Aloia, Di Muro, Garofalo: dallo studio dell'agorafobia all'eccellenza della sperimentazione teatrale

di Roberta Calò. "Nella mia stanza ho tutto ciò che voglio, la ia vita vera è su internet. Mi basto". Un urlo che ha squarciato il silenzio della galleria BluOrg dove proprio domenica ha preso vita lo spettacolo "Il chiodo che sporge va preso a martellate", l'ultimo appuntamento con la rassegna "Il cuore secondo Giovanni" offerto dall'associazione Artecrazia con il Patrocinio dell’Università degli Studi di Bari “Aldo Moro”, in collaborazione con il “Manifesto del Teatro delle Bambole” e “Federico II Eventi”.
L'idea è nata da una delle più tristi piaghe della società moderna incarnata dalla figura degli hikikomoro che incarnano pienamente quanto sosteneva Einstein: "La mente è come il paracadute. Funziona solo quando è aperta": giovani che si isolano dal mondo trovando la propria dimensione vitale in uno stato autoreclusivo di agorafobia tra le mura del web rifuggendo occhi, voci, input provenienti dalla vita vera. Presentato come studio in fase di tutoraggio che, così come illustrato dalle tre attrici (Aloia, Di Muro, Garofalo), punta sul feedback del pubblico per crescere e approfondirsi, in realtà questa apparente sperimentazione ha dimostrato senza mezzi termini di avere acclamate basi per diventare un grande spettacolo.
La comunicazione viene posta al centro della vita di queste tre sorelle, ciascuna ben caratterizzata dalle proprie peculiarità empiriche e sopraffatta dalla propria esistenza, ma non abbastanza da riuscire ad ignorare quella sottile linea rossa che le lega nel sangue dell'amore fraterno. Urla strozzate, scatti di ribellione, corse in cui rivive il passato per poi scontrarsi col proprio riflesso nello specchio e raggiungere l'autocoscienza dei propri limiti, delle proprie potenzialità, delle proprie paure, delle proprie debolezze. Silenzi e parole, equilibrati nella giusta misura e precisamente calibrati sulle note di una vena ora ironica ora patetica ora sentimentale, s'alternano in quello che viene posto come obiettivo centrale: "Nelle foto da bambine io ho sempre l'espressione di chi ha accanto uno sconosciuto. Ti tenevo per mano. Volevo proteggerti".
Un megafono altro da sé continua a ripetere "Lasciami in pace" e la stereotipizzazione d'uno status quo, quello virtuale, fa il resto nel definire i contorni d'una pseudoesistenza su cui piovono impassibilmente sacchi di immondizia.

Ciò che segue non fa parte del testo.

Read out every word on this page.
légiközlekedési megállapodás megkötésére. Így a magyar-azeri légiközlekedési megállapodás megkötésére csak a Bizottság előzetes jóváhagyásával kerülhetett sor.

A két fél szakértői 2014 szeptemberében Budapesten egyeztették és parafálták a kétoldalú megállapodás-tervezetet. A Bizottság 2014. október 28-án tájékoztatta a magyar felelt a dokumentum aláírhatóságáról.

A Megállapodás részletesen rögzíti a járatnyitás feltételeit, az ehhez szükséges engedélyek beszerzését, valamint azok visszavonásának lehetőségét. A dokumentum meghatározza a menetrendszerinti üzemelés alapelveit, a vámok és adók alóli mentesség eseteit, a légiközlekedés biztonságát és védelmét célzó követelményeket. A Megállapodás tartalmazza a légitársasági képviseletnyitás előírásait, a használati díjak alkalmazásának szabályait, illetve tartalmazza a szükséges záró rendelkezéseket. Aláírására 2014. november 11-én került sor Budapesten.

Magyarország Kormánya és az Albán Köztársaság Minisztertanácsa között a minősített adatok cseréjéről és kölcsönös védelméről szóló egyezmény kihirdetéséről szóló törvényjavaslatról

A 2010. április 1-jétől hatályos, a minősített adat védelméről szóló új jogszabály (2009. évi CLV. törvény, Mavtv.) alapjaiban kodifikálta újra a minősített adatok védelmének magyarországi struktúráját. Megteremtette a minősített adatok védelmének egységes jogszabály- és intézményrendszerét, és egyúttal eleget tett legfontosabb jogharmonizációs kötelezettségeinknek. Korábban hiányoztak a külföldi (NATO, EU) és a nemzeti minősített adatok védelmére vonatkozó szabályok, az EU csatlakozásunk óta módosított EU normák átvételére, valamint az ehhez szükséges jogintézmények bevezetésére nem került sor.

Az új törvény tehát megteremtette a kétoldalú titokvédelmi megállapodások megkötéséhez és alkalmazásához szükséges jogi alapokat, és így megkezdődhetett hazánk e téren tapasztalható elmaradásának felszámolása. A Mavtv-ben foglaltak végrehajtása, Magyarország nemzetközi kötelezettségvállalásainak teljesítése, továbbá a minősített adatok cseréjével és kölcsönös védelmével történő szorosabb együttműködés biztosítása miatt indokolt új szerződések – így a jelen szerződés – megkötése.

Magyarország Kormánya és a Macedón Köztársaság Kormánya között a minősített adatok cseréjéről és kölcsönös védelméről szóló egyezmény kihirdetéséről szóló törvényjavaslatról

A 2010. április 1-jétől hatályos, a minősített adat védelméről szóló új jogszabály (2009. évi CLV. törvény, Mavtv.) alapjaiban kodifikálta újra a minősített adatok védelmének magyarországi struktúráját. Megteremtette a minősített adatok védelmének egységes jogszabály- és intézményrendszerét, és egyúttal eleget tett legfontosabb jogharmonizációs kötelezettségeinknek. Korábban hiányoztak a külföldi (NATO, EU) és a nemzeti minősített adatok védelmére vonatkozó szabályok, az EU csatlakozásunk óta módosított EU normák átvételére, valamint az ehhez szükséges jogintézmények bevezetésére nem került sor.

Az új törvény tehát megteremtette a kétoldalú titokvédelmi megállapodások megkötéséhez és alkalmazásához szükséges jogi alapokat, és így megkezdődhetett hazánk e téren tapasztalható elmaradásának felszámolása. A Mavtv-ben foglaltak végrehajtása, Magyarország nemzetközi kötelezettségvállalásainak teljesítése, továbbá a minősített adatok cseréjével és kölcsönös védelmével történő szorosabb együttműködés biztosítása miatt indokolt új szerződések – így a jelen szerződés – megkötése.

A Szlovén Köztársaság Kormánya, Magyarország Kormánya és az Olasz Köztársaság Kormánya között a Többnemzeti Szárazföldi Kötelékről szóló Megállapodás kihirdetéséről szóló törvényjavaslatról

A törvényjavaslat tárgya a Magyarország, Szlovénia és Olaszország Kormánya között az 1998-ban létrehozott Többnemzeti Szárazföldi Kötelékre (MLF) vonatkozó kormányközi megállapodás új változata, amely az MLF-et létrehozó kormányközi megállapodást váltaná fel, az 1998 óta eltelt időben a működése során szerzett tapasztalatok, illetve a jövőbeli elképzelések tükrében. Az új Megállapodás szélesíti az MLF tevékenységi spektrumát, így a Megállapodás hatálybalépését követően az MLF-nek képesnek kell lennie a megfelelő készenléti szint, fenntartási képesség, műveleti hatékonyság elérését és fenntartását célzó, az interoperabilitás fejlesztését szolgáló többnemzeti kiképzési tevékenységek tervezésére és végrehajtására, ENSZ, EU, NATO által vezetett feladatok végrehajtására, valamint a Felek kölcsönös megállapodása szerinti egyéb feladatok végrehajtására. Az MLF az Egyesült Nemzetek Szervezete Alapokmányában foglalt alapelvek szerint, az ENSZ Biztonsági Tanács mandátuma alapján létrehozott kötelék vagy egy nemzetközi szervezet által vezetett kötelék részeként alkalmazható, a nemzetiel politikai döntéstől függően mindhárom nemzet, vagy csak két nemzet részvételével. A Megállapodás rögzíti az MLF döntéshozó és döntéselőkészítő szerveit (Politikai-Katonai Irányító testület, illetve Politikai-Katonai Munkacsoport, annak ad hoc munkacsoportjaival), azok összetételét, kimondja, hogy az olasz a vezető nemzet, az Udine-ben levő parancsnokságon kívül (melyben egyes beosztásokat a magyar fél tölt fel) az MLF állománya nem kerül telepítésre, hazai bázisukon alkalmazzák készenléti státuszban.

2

Le mura di internet appaiono insormontabili e indistruttibili, l'animo che vi è rinchiuso appare quasi irraggiungibile nel suo totale annichilimento ma un foro nella parete, una foto, una ridondante cantilena che ora si fa dolce canzoncina riescono a far franare la roccaforte del web e la guerra è vinta dall'amore, da una favola che ruota attorno alla parola "Ti Amo", dalla forza di volontà che strappa di dosso una personalità che non appartiene, risveglia dal torpore e torna a far rivivere la vera essenza dell'essere umano nel rapporto col proprio io e con gli altri.
Si sorride, si racconta, si riflette attraverso la proverbiale interpretazione di tre ragazze che, giocando con il mito della dea Amaterasu, hanno offerto a quanti hanno voluto assistere, non solo una storia, ma un mondo su cui riflettere per comprendere fino in fondo quel sottile substrato di apertura o di chiusura che può pericolosamente sottintendere ad ogni relazione umana.